Stark's hubris before a Senate committee, led by an aptly grandstanding Garry Shandling, is all fun and games until somebody gets hurt. His showboating fuels the rage of revenge-minded Ivan Vanko (Mickey Rourke), who updates technology jointly developed by his own castoff father and Stark's late dad (John Slattery, reprising his "Mad Men" look in a 1974 industrial film). He creates a bare-bones battle-suit with the addition of metal-rending electrical "whips," and eventually gets recruited by defense contractor Justin Hammer (Sam Rockwell). With head-to-toe Russian prison tattoos and as bad a badass as can be, Vanko remotely attacks Stark with a couple dozen battle-suit drones while taking the controls of a Mark II Iron Man suit piloted by Stark's friend Col. James Rhodes (Don Cheadle, succeeding Terrence Howard). The long-ensuing battle fully and satisfyingly exploits the oversized visual possibilities of comic books, turning those Ben-Day dot newsprint images into flesh, as it were, and failing only in the truncated climactic battle with Vanko himself, over far too soon and simply.

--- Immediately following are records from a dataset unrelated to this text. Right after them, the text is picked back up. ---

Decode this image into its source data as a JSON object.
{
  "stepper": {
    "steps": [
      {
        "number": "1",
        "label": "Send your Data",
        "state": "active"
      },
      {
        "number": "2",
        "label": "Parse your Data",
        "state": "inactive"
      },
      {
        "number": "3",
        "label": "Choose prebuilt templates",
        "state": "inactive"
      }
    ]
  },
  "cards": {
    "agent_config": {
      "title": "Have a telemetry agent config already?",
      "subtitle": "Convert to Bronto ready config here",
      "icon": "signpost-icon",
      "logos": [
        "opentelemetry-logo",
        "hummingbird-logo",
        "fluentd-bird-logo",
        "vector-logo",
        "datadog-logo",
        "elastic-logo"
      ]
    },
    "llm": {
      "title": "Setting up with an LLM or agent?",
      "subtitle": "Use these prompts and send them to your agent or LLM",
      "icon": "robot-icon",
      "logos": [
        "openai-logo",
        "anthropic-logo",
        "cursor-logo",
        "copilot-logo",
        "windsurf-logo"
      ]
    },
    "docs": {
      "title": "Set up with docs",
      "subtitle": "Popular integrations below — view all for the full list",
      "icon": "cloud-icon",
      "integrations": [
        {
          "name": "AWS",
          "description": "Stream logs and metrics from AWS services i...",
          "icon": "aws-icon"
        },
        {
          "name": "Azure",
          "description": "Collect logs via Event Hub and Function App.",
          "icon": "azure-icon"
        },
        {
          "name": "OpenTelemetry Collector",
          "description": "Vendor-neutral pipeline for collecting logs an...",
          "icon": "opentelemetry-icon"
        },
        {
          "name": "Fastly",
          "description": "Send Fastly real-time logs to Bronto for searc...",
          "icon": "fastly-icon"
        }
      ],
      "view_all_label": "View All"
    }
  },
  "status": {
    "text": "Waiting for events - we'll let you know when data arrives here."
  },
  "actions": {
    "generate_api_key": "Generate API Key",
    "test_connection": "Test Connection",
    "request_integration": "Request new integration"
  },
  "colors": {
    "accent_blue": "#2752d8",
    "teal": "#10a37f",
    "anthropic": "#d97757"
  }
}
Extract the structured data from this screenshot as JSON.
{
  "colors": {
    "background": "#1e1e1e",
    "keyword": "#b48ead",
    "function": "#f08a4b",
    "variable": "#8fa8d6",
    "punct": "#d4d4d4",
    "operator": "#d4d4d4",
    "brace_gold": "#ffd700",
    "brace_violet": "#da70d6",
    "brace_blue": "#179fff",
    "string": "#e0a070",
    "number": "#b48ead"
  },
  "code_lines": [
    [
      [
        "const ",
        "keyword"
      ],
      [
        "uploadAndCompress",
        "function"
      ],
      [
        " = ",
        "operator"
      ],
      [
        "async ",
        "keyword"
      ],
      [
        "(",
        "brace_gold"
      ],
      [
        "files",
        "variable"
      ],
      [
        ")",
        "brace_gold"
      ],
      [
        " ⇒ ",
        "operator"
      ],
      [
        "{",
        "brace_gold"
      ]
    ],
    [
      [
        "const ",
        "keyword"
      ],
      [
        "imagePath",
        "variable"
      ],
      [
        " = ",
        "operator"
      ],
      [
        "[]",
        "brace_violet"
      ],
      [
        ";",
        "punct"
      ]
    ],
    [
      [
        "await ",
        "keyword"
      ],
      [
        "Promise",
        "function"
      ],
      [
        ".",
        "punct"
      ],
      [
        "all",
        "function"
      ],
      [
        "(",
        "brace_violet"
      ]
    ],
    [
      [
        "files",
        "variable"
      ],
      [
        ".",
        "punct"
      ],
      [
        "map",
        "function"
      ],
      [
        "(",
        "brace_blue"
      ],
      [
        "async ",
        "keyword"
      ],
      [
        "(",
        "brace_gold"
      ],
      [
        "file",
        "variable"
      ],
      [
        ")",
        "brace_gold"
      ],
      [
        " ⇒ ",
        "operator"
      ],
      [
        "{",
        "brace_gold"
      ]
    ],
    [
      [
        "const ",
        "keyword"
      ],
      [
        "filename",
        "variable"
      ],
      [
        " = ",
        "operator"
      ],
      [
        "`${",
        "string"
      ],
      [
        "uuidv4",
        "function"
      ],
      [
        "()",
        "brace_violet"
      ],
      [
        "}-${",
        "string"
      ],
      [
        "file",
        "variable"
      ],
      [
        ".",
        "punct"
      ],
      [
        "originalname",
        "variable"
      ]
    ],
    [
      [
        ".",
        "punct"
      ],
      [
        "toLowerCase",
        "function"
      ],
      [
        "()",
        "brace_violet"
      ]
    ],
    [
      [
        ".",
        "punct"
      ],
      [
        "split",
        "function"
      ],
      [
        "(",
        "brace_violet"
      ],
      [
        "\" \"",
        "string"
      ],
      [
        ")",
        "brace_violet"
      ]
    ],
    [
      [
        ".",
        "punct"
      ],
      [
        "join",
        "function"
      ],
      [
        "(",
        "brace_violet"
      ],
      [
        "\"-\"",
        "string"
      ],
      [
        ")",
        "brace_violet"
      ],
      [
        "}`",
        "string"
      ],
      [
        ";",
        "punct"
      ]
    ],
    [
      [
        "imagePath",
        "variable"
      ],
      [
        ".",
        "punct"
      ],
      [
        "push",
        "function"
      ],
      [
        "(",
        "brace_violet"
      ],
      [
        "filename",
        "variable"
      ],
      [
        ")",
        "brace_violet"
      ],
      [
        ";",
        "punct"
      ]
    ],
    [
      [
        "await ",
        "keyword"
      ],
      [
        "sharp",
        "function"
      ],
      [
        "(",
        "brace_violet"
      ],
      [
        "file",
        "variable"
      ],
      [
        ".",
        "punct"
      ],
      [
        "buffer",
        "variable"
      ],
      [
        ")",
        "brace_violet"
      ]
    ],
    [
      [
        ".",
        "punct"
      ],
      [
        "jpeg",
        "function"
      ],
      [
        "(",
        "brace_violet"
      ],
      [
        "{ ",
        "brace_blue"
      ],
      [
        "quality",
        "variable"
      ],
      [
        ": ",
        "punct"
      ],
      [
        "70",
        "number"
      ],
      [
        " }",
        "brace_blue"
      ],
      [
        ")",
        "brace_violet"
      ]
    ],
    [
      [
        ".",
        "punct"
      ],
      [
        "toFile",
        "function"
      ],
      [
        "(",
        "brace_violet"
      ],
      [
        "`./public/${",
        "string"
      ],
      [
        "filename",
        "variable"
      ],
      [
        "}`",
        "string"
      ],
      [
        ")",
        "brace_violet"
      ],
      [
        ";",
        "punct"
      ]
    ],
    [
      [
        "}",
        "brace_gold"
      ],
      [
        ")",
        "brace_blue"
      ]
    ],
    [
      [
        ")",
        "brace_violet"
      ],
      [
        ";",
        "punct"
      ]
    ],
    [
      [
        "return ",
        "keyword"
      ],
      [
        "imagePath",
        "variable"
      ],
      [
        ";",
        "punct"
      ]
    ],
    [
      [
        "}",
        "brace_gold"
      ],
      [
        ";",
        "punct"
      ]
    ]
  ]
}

For the record, Vanko here is never called Whiplash, after the character on which he's based, and neither is Natasha Romanoff (Scarlett Johansson) called the Black Widow nor Rhodes dubbed War Machine. Yet even without those comic-book code names, Iron Man 2 furthers the comics' mythos while leaving the cinematic Stark almost but not quite the same. As in films about men in submarines and tanks, man-in-a-can movies like RoboCop, Steel and this one use the metaphor of metal as something that hides humanity and emotion. The people inside a U-boat or the Iron Man armor may be flesh-and-blood and foible-filled, but the exterior, whether slicing through seas or roaring across the heavens, is intimidating and implacable. The tension and the drama come from where those counterpoints intersect. And in that respect, Iron Man 2 is fully fleshed-out, warts and all. It's the most slam-bang fun you can have while pondering the nature of identity, and whether we can ever really change who we are.

Oh, and stick around after the credits. Otherwise you might be a Thor loser.